Mauritanie : liberté et exil pour le blogueur Ould Mkhaitir
30 juillet 2019Avant cette libération, Ould Mkhaitir s’était publiquement repenti à la télévision nationale. C’était la condition posée par les imams et oulémas.
Vêtu d’un boubou blanc sur une chemise sombre, bien coiffé, le blogueur, d’une voix lente mais audible, a lu : "Je déclare devant Allah et devant tout le monde ma repentance sincère."
En 2017, sa condamnation à mort pour propos blasphématoires à l’encontre du prophète Mohamed avait été portée à deux ans par une cour d’appel. Il devait être libre mais il a été maintenu en prison. Après la présidentielle de juin dernier, Mohamed Ould Abdel Aziz, président sortant, reçoit des imams et leur demande de statuer sur le sort du blogueur.
Mohamed Ould Moine, avocat de Mkhaitir, assimile ce repentir, caméra au point, à une humiliation. "Le mettre sur le podium de la télé, l’humilier publiquement, c’est très grave comme violation des droits de l’Homme, c’est un traitement dégradant universellement incriminé", indique l'avocat.

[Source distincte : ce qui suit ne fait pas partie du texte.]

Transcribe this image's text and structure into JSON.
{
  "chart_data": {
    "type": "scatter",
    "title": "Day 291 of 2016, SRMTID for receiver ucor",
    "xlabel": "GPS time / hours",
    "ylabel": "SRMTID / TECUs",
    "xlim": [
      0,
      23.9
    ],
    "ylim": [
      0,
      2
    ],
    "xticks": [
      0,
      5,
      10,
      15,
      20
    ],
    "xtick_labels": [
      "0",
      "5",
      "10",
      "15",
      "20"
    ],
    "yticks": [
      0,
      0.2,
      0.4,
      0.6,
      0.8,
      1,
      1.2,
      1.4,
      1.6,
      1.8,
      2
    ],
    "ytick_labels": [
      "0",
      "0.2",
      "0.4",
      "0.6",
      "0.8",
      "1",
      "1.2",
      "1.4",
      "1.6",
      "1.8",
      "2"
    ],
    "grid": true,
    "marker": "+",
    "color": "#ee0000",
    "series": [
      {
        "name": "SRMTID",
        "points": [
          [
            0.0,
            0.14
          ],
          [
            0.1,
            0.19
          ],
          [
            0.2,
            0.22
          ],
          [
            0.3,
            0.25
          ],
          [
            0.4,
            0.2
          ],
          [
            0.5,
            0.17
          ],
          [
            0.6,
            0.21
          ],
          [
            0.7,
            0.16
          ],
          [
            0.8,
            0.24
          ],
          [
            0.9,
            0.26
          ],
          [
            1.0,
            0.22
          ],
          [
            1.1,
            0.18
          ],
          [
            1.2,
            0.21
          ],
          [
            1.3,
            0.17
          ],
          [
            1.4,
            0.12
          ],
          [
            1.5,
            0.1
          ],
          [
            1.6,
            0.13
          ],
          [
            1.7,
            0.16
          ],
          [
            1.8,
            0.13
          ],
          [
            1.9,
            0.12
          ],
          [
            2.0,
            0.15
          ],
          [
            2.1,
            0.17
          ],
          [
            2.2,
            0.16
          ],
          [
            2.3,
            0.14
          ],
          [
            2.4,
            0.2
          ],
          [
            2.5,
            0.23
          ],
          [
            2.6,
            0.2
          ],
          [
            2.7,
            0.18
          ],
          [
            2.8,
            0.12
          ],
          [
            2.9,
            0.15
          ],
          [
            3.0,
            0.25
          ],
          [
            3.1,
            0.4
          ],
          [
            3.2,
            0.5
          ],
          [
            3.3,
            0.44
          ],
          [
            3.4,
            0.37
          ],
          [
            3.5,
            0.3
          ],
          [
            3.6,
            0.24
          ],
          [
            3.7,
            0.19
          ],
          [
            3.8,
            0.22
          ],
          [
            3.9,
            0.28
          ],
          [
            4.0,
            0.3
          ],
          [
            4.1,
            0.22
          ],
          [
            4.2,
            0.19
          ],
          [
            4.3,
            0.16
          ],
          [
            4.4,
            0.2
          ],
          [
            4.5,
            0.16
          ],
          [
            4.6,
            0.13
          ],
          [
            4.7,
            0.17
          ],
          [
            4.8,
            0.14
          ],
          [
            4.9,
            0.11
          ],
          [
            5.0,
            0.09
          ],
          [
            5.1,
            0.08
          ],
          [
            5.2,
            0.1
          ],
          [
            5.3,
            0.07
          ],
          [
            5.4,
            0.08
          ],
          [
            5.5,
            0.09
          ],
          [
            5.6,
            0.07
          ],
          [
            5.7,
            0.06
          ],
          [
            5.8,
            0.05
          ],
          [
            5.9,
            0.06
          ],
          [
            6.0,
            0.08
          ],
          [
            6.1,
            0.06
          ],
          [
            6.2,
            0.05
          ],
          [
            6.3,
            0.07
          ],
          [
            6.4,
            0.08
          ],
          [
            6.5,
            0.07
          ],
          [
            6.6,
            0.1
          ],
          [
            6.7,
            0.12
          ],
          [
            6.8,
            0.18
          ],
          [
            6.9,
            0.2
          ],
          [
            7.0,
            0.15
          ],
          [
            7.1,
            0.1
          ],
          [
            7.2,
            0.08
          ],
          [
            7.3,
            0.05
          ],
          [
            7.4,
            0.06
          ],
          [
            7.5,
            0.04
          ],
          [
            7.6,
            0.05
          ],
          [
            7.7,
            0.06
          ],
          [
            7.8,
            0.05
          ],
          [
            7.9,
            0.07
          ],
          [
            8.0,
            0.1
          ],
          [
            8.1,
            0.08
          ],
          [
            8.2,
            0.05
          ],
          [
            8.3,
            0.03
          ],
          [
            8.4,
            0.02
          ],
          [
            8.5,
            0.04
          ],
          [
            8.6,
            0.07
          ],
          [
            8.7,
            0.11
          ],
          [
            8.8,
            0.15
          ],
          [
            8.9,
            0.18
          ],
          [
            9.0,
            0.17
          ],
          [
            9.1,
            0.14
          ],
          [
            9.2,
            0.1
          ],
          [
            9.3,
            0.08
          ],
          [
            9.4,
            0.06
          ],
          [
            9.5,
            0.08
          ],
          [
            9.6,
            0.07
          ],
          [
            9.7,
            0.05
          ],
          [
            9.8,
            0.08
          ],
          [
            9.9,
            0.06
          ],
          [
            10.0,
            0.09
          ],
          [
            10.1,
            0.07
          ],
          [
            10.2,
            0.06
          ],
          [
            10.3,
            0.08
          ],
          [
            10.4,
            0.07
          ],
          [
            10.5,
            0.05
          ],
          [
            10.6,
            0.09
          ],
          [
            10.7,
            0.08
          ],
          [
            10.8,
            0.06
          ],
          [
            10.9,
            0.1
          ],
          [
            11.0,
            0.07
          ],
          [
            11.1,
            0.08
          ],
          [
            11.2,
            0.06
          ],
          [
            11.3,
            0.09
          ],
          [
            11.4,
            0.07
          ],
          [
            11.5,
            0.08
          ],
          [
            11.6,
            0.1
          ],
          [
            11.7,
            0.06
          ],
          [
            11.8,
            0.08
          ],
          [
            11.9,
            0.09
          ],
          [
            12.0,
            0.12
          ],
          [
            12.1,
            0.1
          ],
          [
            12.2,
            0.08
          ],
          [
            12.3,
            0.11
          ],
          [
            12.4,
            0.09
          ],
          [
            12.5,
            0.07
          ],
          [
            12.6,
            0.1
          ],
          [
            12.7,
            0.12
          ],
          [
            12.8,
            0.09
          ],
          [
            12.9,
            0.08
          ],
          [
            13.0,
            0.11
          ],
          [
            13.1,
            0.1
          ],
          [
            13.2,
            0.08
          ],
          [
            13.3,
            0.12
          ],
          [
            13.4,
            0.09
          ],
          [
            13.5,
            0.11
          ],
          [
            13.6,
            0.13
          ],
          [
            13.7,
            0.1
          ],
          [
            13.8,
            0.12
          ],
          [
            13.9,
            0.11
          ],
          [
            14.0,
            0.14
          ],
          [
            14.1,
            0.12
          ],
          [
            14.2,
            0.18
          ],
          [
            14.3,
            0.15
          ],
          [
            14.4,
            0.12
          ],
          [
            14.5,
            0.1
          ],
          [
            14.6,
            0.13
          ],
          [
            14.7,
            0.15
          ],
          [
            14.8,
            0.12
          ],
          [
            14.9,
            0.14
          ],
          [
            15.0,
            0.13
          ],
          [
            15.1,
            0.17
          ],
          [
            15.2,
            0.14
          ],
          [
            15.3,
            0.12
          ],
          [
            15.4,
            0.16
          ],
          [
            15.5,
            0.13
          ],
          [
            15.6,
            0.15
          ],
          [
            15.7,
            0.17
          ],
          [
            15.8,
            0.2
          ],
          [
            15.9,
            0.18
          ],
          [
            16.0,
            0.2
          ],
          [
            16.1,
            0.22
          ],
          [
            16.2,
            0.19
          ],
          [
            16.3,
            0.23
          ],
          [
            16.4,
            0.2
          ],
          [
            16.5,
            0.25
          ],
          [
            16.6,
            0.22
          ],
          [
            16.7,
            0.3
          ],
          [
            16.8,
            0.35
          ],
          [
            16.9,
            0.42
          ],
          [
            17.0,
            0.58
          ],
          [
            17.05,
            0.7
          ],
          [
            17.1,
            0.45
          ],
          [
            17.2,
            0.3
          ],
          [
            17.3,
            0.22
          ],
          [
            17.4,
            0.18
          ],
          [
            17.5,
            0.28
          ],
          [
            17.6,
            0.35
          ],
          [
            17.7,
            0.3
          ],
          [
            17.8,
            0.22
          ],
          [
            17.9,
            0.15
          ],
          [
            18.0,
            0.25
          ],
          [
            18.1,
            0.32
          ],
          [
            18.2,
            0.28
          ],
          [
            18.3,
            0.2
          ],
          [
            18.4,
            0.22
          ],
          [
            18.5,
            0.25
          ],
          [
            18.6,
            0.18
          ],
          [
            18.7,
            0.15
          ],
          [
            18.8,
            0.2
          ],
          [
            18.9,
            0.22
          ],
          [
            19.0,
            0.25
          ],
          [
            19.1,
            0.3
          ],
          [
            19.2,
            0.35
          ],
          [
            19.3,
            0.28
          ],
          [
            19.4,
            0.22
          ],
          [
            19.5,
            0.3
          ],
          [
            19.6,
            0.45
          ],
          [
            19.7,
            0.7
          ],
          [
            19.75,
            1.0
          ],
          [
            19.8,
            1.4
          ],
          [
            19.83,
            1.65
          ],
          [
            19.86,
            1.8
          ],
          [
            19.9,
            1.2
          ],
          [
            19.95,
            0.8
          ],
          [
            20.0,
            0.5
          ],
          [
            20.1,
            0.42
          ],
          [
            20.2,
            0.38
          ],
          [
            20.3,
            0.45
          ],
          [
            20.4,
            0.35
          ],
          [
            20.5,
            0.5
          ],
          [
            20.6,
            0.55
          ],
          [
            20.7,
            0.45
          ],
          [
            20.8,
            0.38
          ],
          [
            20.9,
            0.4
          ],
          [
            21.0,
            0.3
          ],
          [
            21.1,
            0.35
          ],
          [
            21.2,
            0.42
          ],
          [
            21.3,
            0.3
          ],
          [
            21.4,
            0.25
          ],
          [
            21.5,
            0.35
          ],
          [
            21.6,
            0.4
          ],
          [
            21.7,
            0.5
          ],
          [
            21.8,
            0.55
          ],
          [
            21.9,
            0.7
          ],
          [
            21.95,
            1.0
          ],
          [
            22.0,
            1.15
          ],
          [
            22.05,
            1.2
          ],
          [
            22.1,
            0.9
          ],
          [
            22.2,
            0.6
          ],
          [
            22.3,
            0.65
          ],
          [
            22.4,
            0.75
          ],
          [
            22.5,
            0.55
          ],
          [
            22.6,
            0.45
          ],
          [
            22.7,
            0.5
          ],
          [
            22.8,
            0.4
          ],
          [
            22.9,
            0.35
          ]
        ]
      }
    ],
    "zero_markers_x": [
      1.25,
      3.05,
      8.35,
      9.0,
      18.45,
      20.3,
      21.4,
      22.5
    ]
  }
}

Un des arguments qu’avançait Ould Abdel Aziz pour maintenir Mkhaitir en prison était d’assurer sa sécurité et la sécurité publique pour prévenir la vindicte populaire. Pour Me Moine, il n’en est rien. "On a voulu, présenter le peuple mauritanien comme un peuple barbare, sauvage, violent, ce n’est pas vrai", dit l’avocat qui ajoute que "c’est une mise en scène faite par les services de renseignement de Ould Abdel Aziz, de son parti politique, de son clergé, ses chefs de paroisse, ses marabouts et ses gourous utilisés massivement pour embrigader des gens dans ce phénomène."
Pour Aminetou Mint Mokhtar, militante de droits de l’Homme, présidente de l’AFCF (association mauritanienne de sfemmes chefs de famille), Ould Mkhaitir est aussi victime de son appartenance à la caste des forgerons.
"Il est membre d’une caste, c’est un forgeron, donc il était la proie la plus facile devant la féodalité traditionaliste, devant le pouvoir dirigé par les tribus et les obscurantistes", déclare-t-elle.
L’annonce du départ de Mkhaitir pour l’étranger n’a guère suscité des manifestations publiques hostiles.